Basically Posted October 15, 2021 Posted October 15, 2021 I am being asked if this person's plan can have total assets of only their pension loan. Here is what I know. Woman intended to start a business (did actually) and opened a 401(k) plan. She rolled into the plan $200,000+ worth of IRA and pension money from her previous employer. She took a $50,000 loan and was making quarterly payments. COVID hit and her business went nowhere. She ended up rolling her IRA and previous employer plan money out and into an IRA (felt it was safer). She ended up stopping her loan payments as well so all that is in the plan is the loan balance. I told her that if she wanted to close the plan her loan would be a deemed distribution. She does not want that. Can it go along with only the loan as an asset?

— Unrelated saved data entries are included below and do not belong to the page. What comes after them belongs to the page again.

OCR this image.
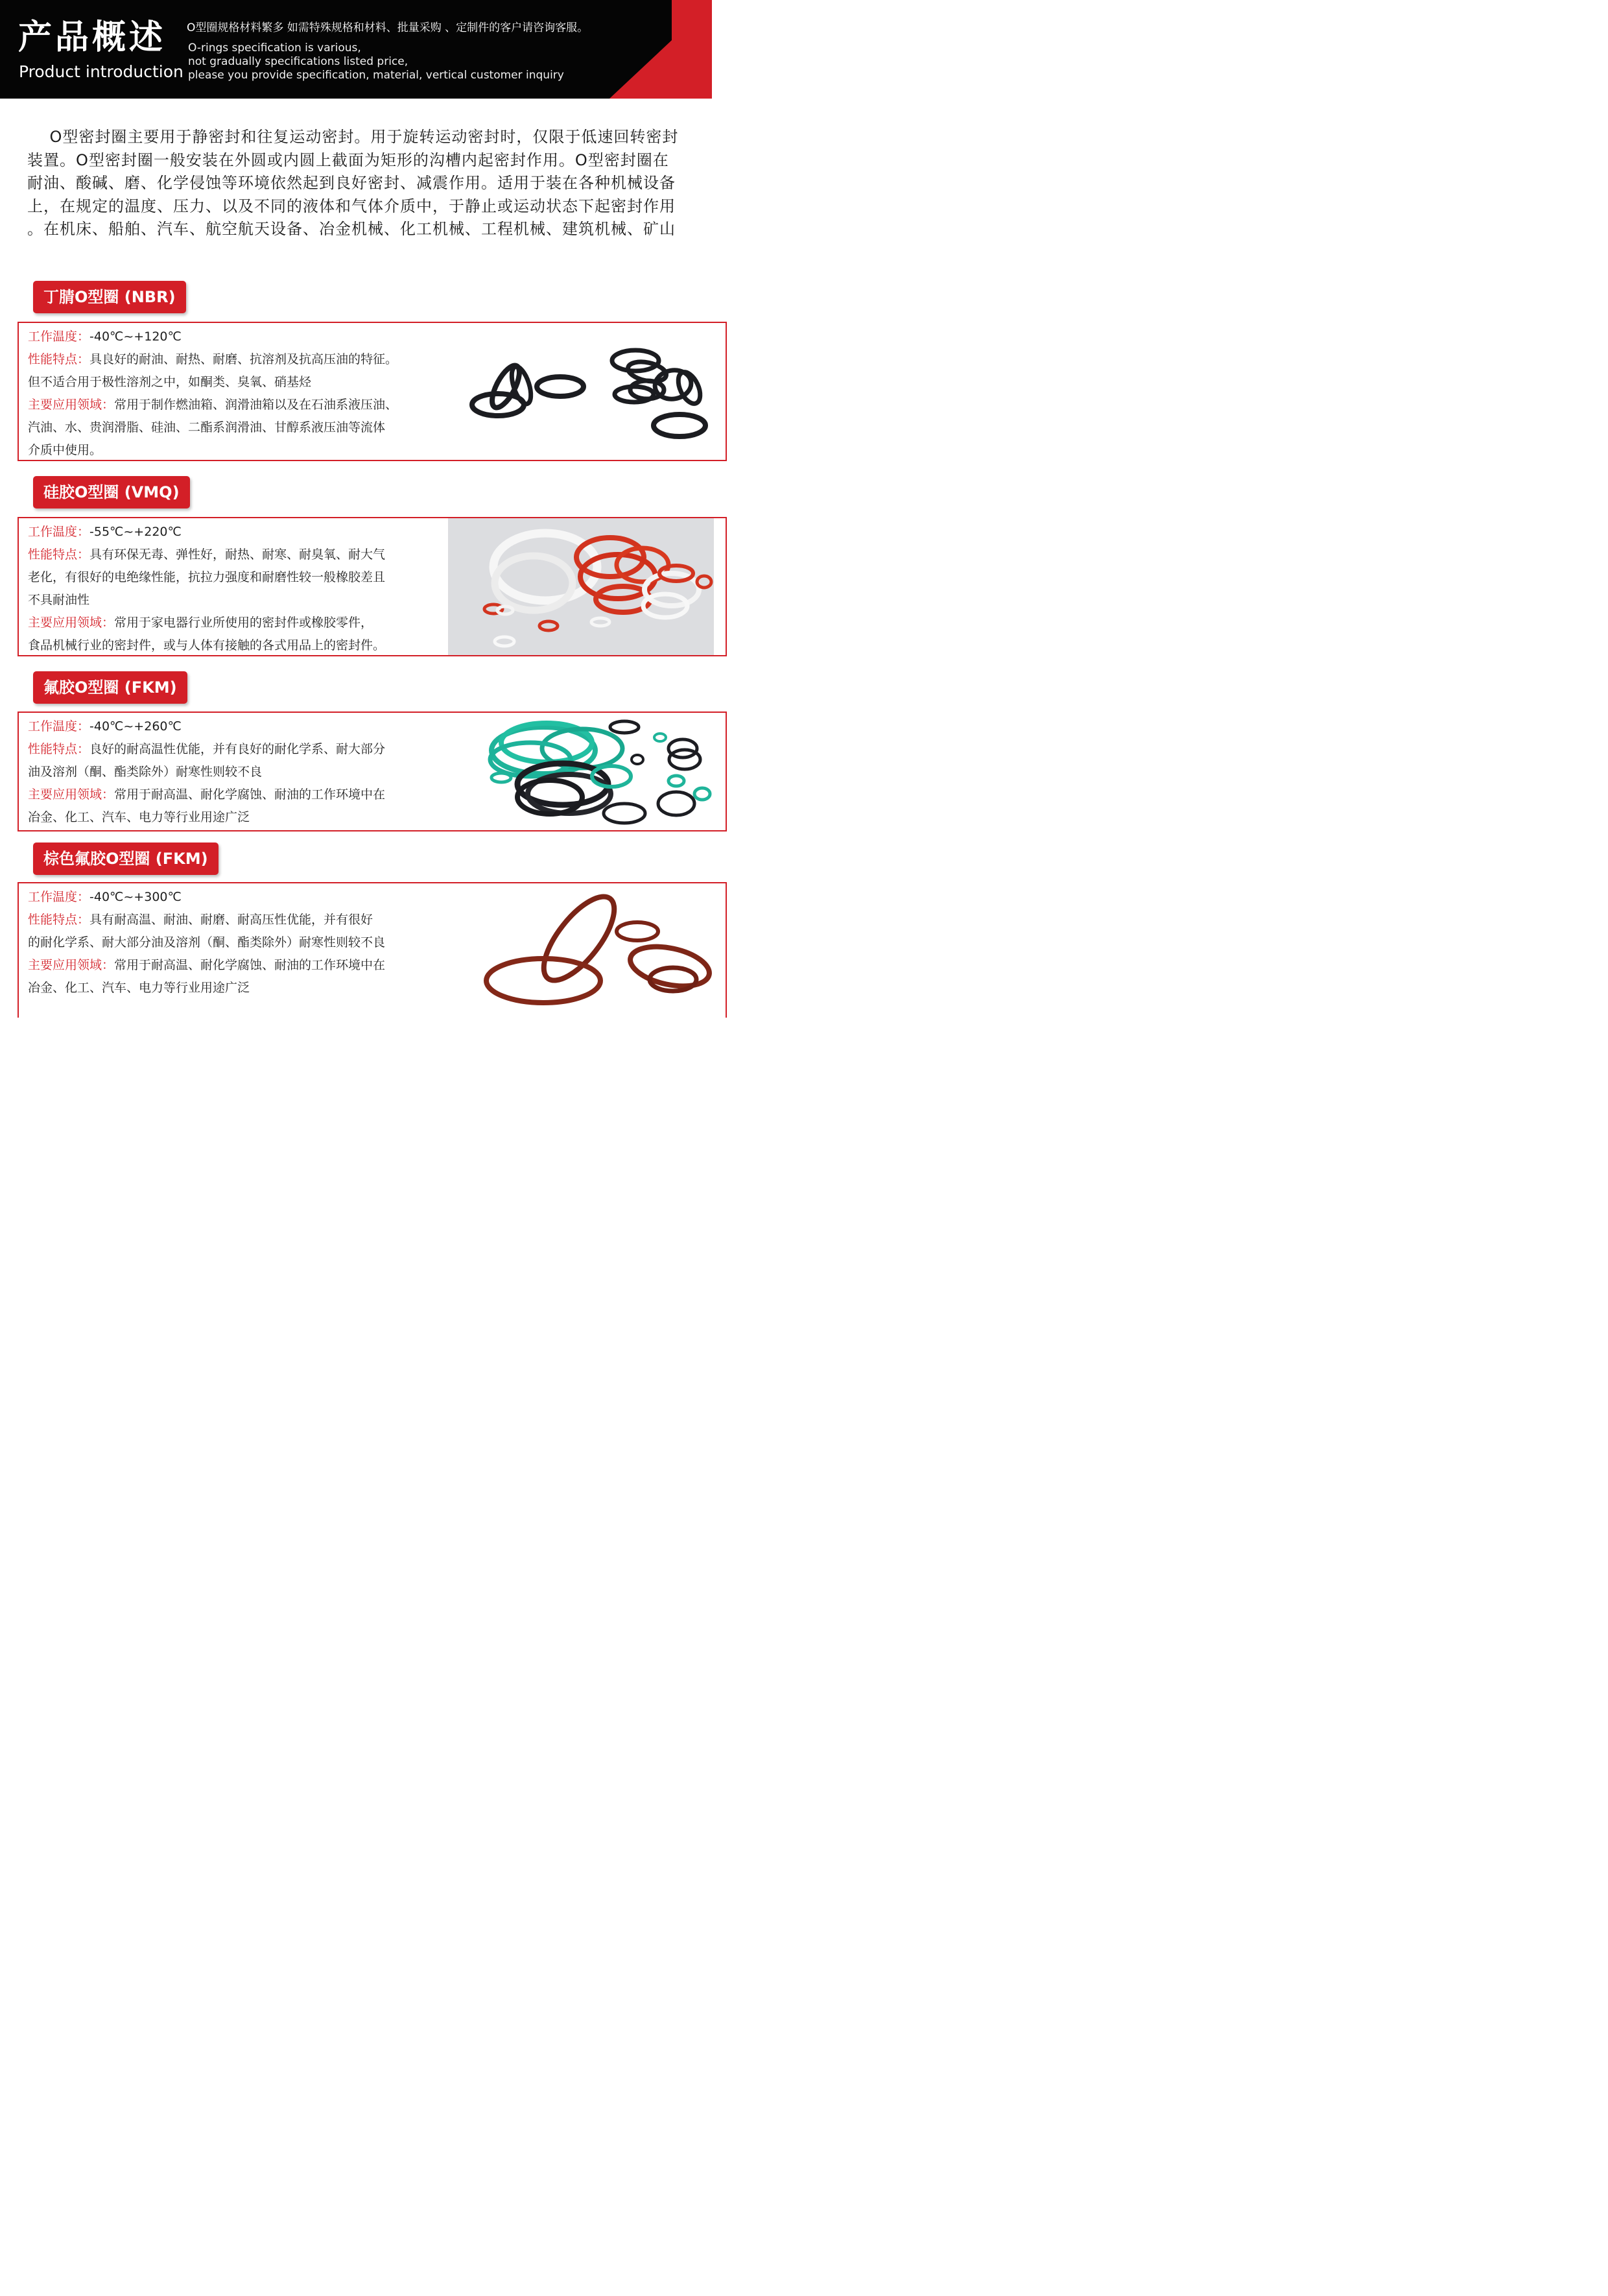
产品概述
Product introduction
O型圈规格材料繁多 如需特殊规格和材料、批量采购 、定制件的客户请咨询客服。
O-rings specification is various,
not gradually specifications listed price,
please you provide specification, material, vertical customer inquiry
O型密封圈主要用于静密封和往复运动密封。用于旋转运动密封时，仅限于低速回转密封
装置。O型密封圈一般安装在外圆或内圆上截面为矩形的沟槽内起密封作用。O型密封圈在
耐油、酸碱、磨、化学侵蚀等环境依然起到良好密封、减震作用。适用于装在各种机械设备
上，在规定的温度、压力、以及不同的液体和气体介质中，于静止或运动状态下起密封作用
。在机床、船舶、汽车、航空航天设备、冶金机械、化工机械、工程机械、建筑机械、矿山
丁腈O型圈 (NBR)
工作温度：-40℃~+120℃
性能特点：具良好的耐油、耐热、耐磨、抗溶剂及抗高压油的特征。
但不适合用于极性溶剂之中，如酮类、臭氧、硝基烃
主要应用领域：常用于制作燃油箱、润滑油箱以及在石油系液压油、
汽油、水、贵润滑脂、硅油、二酯系润滑油、甘醇系液压油等流体
介质中使用。
硅胶O型圈 (VMQ)
工作温度：-55℃~+220℃
性能特点：具有环保无毒、弹性好，耐热、耐寒、耐臭氧、耐大气
老化，有很好的电绝缘性能，抗拉力强度和耐磨性较一般橡胶差且
不具耐油性
主要应用领域：常用于家电器行业所使用的密封件或橡胶零件，
食品机械行业的密封件，或与人体有接触的各式用品上的密封件。
氟胶O型圈 (FKM)
工作温度：-40℃~+260℃
性能特点：良好的耐高温性优能，并有良好的耐化学系、耐大部分
油及溶剂（酮、酯类除外）耐寒性则较不良
主要应用领域：常用于耐高温、耐化学腐蚀、耐油的工作环境中在
冶金、化工、汽车、电力等行业用途广泛
棕色氟胶O型圈 (FKM)
工作温度：-40℃~+300℃
性能特点：具有耐高温、耐油、耐磨、耐高压性优能，并有很好
的耐化学系、耐大部分油及溶剂（酮、酯类除外）耐寒性则较不良
主要应用领域：常用于耐高温、耐化学腐蚀、耐油的工作环境中在
冶金、化工、汽车、电力等行业用途广泛
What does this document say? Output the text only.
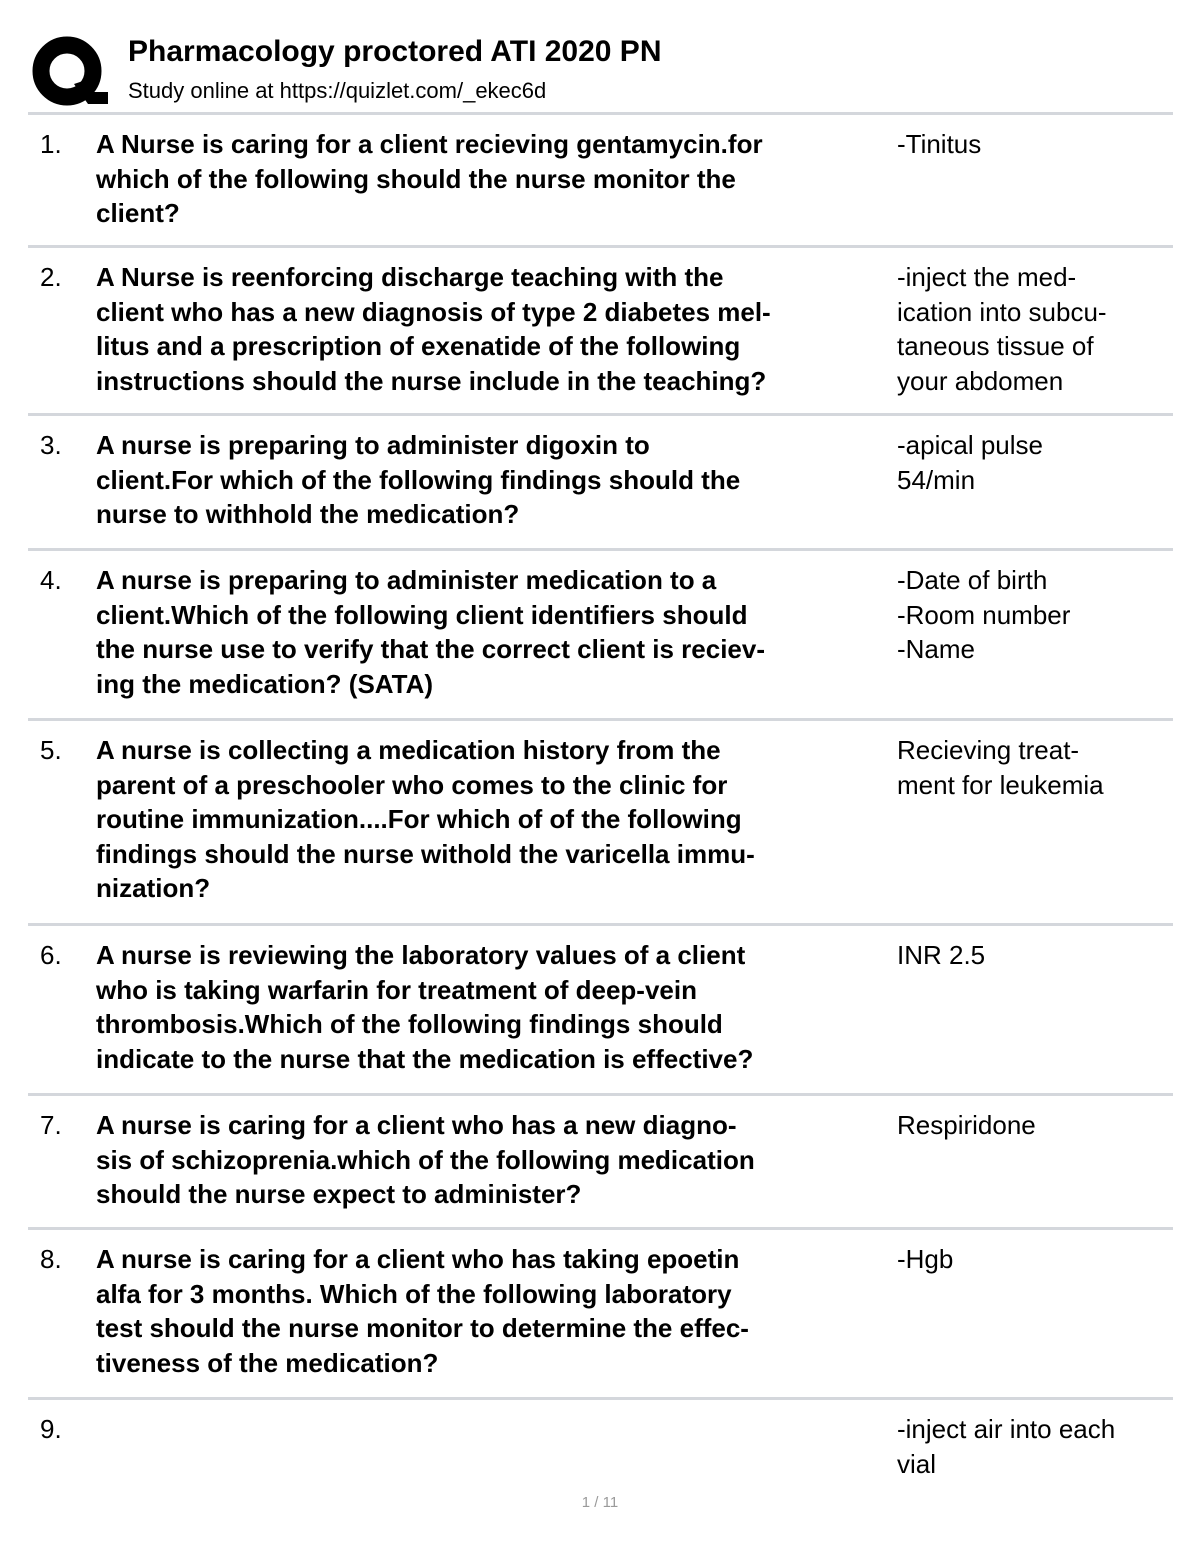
Pharmacology proctored ATI 2020 PN
Study online at https://quizlet.com/_ekec6d
1. A Nurse is caring for a client recieving gentamycin.for
which of the following should the nurse monitor the
client?
-Tinitus
2. A Nurse is reenforcing discharge teaching with the
client who has a new diagnosis of type 2 diabetes mel-
litus and a prescription of exenatide of the following
instructions should the nurse include in the teaching?
-inject the med-
ication into subcu-
taneous tissue of
your abdomen
3. A nurse is preparing to administer digoxin to
client.For which of the following findings should the
nurse to withhold the medication?
-apical pulse
54/min
4. A nurse is preparing to administer medication to a
client.Which of the following client identifiers should
the nurse use to verify that the correct client is reciev-
ing the medication? (SATA)
-Date of birth
-Room number
-Name
5. A nurse is collecting a medication history from the
parent of a preschooler who comes to the clinic for
routine immunization....For which of of the following
findings should the nurse withold the varicella immu-
nization?
Recieving treat-
ment for leukemia
6. A nurse is reviewing the laboratory values of a client
who is taking warfarin for treatment of deep-vein
thrombosis.Which of the following findings should
indicate to the nurse that the medication is effective?
INR 2.5
7. A nurse is caring for a client who has a new diagno-
sis of schizoprenia.which of the following medication
should the nurse expect to administer?
Respiridone
8. A nurse is caring for a client who has taking epoetin
alfa for 3 months. Which of the following laboratory
test should the nurse monitor to determine the effec-
tiveness of the medication?
-Hgb
9.	-inject air into each
vial
1 / 11
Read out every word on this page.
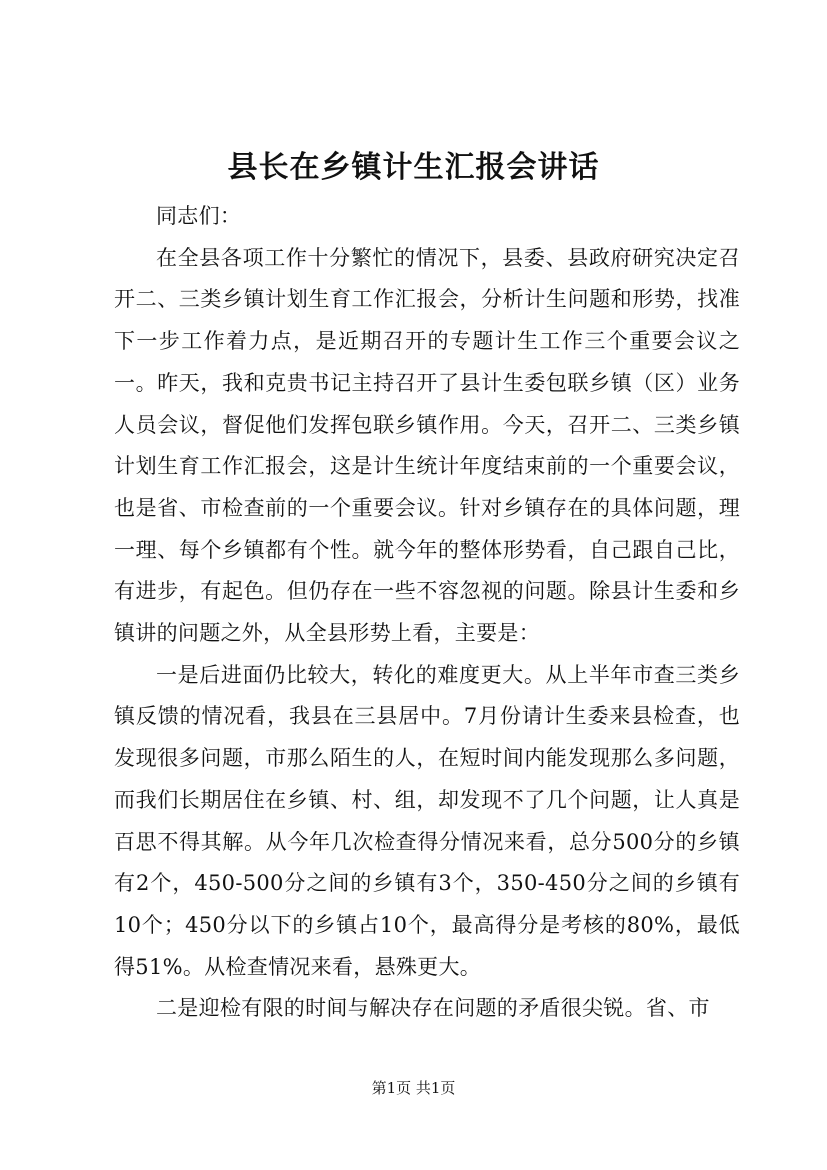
县长在乡镇计生汇报会讲话

同志们：

在全县各项工作十分繁忙的情况下，县委、县政府研究决定召开二、三类乡镇计划生育工作汇报会，分析计生问题和形势，找准下一步工作着力点，是近期召开的专题计生工作三个重要会议之一。昨天，我和克贵书记主持召开了县计生委包联乡镇（区）业务人员会议，督促他们发挥包联乡镇作用。今天，召开二、三类乡镇计划生育工作汇报会，这是计生统计年度结束前的一个重要会议，也是省、市检查前的一个重要会议。针对乡镇存在的具体问题，理一理、每个乡镇都有个性。就今年的整体形势看，自己跟自己比，有进步，有起色。但仍存在一些不容忽视的问题。除县计生委和乡镇讲的问题之外，从全县形势上看，主要是：

一是后进面仍比较大，转化的难度更大。从上半年市查三类乡镇反馈的情况看，我县在三县居中。7月份请计生委来县检查，也发现很多问题，市那么陌生的人，在短时间内能发现那么多问题，而我们长期居住在乡镇、村、组，却发现不了几个问题，让人真是百思不得其解。从今年几次检查得分情况来看，总分500分的乡镇有2个，450-500分之间的乡镇有3个，350-450分之间的乡镇有10个；450分以下的乡镇占10个，最高得分是考核的80%，最低得51%。从检查情况来看，悬殊更大。

二是迎检有限的时间与解决存在问题的矛盾很尖锐。省、市

第1页 共1页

C. B. Zeller Posted October 15, 2021 Posted October 15, 2021 If she stopped loan payments, then the loan is in default and a deemed distribution has already occurred, or will as soon as the cure period expires. Technically, even after default, the loan obligation still exists. Repayments would create after-tax basis in the plan. Terminating the plan creates a distributable event and then a loan offset occurs, which is a real (as opposed to a deemed) distribution. Lou S. 1 Free advice is worth what you paid for it. Do not rely on the information provided in this post for any purpose, including (but not limited to): tax planning, compliance with ERISA or the IRC, investing or other forms of fortune-telling, bird identification, relationship advice, or spiritual guidance. Corey B. Zeller, MSEA, CPC, QPA, QKA Preferred Pension Planning Corp.corey@pppc.co
Lou S. Posted October 15, 2021 Posted October 15, 2021 I think I'd recommend the following course of action but you do what you want. 1 - suggest they terminate the plan 2 - get paid in advance 3 - if possible, treat the distribution of the loan as a qualified plan offset (gives her till next October to come up with funds to pay off loan as rollover). you can probably only do this if the plan is terminated before the cure period expires. 4 - resign if they want to keep the plan going without repaying the loan on the loan schedule. Luke Bailey 1
Bird Posted October 18, 2021 Posted October 18, 2021 I think we need to know the date of the oldest unpaid loan payment before we can give any advice. I'm of the opinion that it is ok to have the loan as the only asset but somehow I suspect it really should have been deemed in 2020 which creates a different issue. Ed Snyder
Lou S. Posted October 18, 2021 Posted October 18, 2021 3 hours ago, Bird said: I think we need to know the date of the oldest unpaid loan payment before we can give any advice. I'm of the opinion that it is ok to have the loan as the only asset but somehow I suspect it really should have been deemed in 2020 which creates a different issue. I agree, assuming the repayments are made timely which would mean very quickly the loan is not the only asset. However, in t his case it does not sound like repayments have in the past or will in the future be made timely. I also agree that whether or not they are still in the cure period and when that cure period ended is important.